Don't take it personally

May 11, 2020 Laura Moats
Why editing matters

Why editing matters

People are very sensitive about their writing. It’s personal. You are revealing your innermost thoughts, your personality, even if it is just a short text. There is nothing worse than asking someone to review something you wrote and having it returned all marked up.  

 

When I started writing professionally, I would cringe when I submitted an article to Bloomberg’s magazine editor, and it was reordered and reworded. Still, the article was published. Clearly, they felt I had something worth printing, but all I saw was the rewrite. 

 

The tables turned many years later when I became editor of a technical writing department. Not only was I responsible for editing all the materials we produced, but I was asked to conduct classes in speaking and writing for anyone interested, and specifically for managers who were required to attend.
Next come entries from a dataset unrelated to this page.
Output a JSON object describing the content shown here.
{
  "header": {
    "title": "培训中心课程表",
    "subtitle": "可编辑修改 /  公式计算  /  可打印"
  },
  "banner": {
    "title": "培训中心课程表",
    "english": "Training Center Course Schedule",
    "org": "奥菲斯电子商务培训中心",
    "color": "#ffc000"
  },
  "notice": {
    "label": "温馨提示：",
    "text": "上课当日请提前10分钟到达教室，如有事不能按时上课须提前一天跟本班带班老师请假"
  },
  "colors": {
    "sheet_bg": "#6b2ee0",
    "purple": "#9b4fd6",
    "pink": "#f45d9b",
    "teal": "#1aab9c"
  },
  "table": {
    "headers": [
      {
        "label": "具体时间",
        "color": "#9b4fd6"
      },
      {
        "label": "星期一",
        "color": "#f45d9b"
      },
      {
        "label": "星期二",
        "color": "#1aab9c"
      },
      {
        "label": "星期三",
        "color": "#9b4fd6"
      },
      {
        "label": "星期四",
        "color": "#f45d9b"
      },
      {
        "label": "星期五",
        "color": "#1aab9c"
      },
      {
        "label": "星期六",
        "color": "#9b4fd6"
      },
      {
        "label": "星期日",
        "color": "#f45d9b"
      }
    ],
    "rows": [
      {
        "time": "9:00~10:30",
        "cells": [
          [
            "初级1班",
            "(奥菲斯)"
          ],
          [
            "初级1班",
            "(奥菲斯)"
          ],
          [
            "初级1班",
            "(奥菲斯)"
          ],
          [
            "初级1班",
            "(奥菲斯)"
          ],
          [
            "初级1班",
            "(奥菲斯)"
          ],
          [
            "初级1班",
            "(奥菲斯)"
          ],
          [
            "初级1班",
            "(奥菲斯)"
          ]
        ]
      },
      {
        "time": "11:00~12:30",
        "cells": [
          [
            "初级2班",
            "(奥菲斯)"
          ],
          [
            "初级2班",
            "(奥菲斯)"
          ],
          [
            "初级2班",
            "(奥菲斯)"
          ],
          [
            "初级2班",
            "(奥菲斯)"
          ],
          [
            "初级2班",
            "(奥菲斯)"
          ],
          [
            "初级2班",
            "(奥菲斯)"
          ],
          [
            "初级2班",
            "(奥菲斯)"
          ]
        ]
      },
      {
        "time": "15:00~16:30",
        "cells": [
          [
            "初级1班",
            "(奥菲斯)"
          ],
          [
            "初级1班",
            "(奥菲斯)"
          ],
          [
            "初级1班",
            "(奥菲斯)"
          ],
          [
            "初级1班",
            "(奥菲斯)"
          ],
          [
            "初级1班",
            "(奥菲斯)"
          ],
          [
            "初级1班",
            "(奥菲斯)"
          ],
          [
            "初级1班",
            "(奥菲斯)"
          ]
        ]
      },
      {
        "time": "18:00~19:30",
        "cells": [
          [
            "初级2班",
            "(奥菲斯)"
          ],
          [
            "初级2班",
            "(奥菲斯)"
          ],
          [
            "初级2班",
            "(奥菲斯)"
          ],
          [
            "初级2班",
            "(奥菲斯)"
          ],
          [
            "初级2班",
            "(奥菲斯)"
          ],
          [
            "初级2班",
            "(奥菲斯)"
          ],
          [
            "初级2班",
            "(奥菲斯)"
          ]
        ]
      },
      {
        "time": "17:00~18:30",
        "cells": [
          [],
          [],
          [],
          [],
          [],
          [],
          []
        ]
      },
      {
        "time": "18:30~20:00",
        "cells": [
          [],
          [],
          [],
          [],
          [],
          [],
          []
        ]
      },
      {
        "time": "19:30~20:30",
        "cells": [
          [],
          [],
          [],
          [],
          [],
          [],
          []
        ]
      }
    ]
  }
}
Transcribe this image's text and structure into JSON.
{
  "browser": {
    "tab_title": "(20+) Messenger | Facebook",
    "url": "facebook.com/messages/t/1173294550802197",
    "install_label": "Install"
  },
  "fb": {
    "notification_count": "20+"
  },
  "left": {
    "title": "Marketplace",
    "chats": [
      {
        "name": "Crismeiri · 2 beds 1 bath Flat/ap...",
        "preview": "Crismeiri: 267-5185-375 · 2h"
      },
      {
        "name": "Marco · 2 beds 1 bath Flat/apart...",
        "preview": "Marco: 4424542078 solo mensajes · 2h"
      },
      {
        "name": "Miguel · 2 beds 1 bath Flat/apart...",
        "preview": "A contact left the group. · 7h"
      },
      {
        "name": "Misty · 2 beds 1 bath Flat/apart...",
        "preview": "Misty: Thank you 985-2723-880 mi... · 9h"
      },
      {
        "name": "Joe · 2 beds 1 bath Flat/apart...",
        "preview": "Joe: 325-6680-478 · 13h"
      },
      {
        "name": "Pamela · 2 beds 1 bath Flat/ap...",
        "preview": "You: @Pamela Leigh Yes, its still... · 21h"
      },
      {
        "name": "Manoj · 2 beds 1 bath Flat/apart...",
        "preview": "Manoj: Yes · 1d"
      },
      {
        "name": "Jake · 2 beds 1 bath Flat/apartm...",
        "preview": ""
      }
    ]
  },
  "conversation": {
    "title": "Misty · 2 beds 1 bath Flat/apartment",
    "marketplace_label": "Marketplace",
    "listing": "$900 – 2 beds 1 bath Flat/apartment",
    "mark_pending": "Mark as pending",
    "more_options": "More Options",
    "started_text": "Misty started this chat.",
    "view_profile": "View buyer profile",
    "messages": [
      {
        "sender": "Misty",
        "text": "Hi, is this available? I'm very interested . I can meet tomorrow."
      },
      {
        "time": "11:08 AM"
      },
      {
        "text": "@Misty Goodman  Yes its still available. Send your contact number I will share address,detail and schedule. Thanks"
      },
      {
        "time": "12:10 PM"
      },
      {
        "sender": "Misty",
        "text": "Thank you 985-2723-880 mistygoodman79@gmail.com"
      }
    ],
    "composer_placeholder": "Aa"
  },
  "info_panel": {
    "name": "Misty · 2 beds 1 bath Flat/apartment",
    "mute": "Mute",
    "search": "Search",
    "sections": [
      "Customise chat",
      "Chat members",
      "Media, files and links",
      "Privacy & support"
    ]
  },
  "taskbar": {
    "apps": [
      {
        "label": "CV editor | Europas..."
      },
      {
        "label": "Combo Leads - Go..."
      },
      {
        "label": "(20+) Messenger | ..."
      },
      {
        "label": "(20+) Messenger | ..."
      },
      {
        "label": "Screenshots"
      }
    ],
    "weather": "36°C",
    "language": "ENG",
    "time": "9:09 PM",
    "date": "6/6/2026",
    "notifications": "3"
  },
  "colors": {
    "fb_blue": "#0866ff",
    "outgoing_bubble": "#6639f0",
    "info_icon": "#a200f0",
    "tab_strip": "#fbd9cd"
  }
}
I offered to review any materials they wrote as a courtesy. Taking me up on this, a young engineer and product manager, asked me to edit his white paper. German was his first language, and the writing showed this. I returned it to him with considerable mark-ups. Poor fellow, I had thrust a dagger in his heart. He asked me, “Couldn’t you have just said good job?” No, I really couldn’t, the white paper needed a lot of work, but he was so proud of it. In his mind, I had attacked him personally.  

 

Nowadays, I produce the programs for my chorus. One member likes to write. She always volunteers to write or edit anything the program might require. Overall, her writing is quite good, but everyone needs editing, even me. I noticed that she often would tell me, after a program was published, that I missed an edit. I didn’t miss the edit. I did not agree with the edit. Recently, I decided to explain to her why I did not accept an edit. I told her the sentence was written passively, and that active voice was a better choice. She responded haughtily. That was my opinion. If I was going to be that way, she wasn’t going to write anymore. 

 

I’ll admit, people find me blunt, but in both these situations, the writers felt personally attacked. It was like I told them they were fat, or their noses were too big. Think I should back off? Let me tell you why editing is important.

 

Most people do not write as well as they think they do. Sometimes their sentences ramble, they use too many words or words that are too complicated, related ideas are scattered throughout, there could be misspellings, lack of subject-verb agreement, poor punctuation, and many other common errors. So what?

 

Errors like this make documents difficult to read. If a document is hard to read, you won’t read it. If it is hard to read, the message taken from it could be wrong. In technical documents, a misunderstood message could result in lawsuits, and even death, such as reversing polarity on an electrical installation.

 

So how do you get people to take editing less personally? Editing is important for the above reasons, but it is also important to the writer. Editing should never be thought of as criticism in the negative sense of the word, but as constructive criticism. When you perceive the editing as constructive, your writing improves. If you don’t understand the reason for the edit, ask. Editors are not always right, and writers are not always wrong. You will both learn from the experience.

 

Here is one of my biggest takeaways from being edited by others. If something I wrote is revised to say something unintended, that is an indication I did not write it well to begin with. You do not need to accept the revision, instead use it as a guide for correcting the confusion. Remember, your intent as a writer is to communicate. You can only do this, by writing well. Accepting editing gracefully makes you a better writer.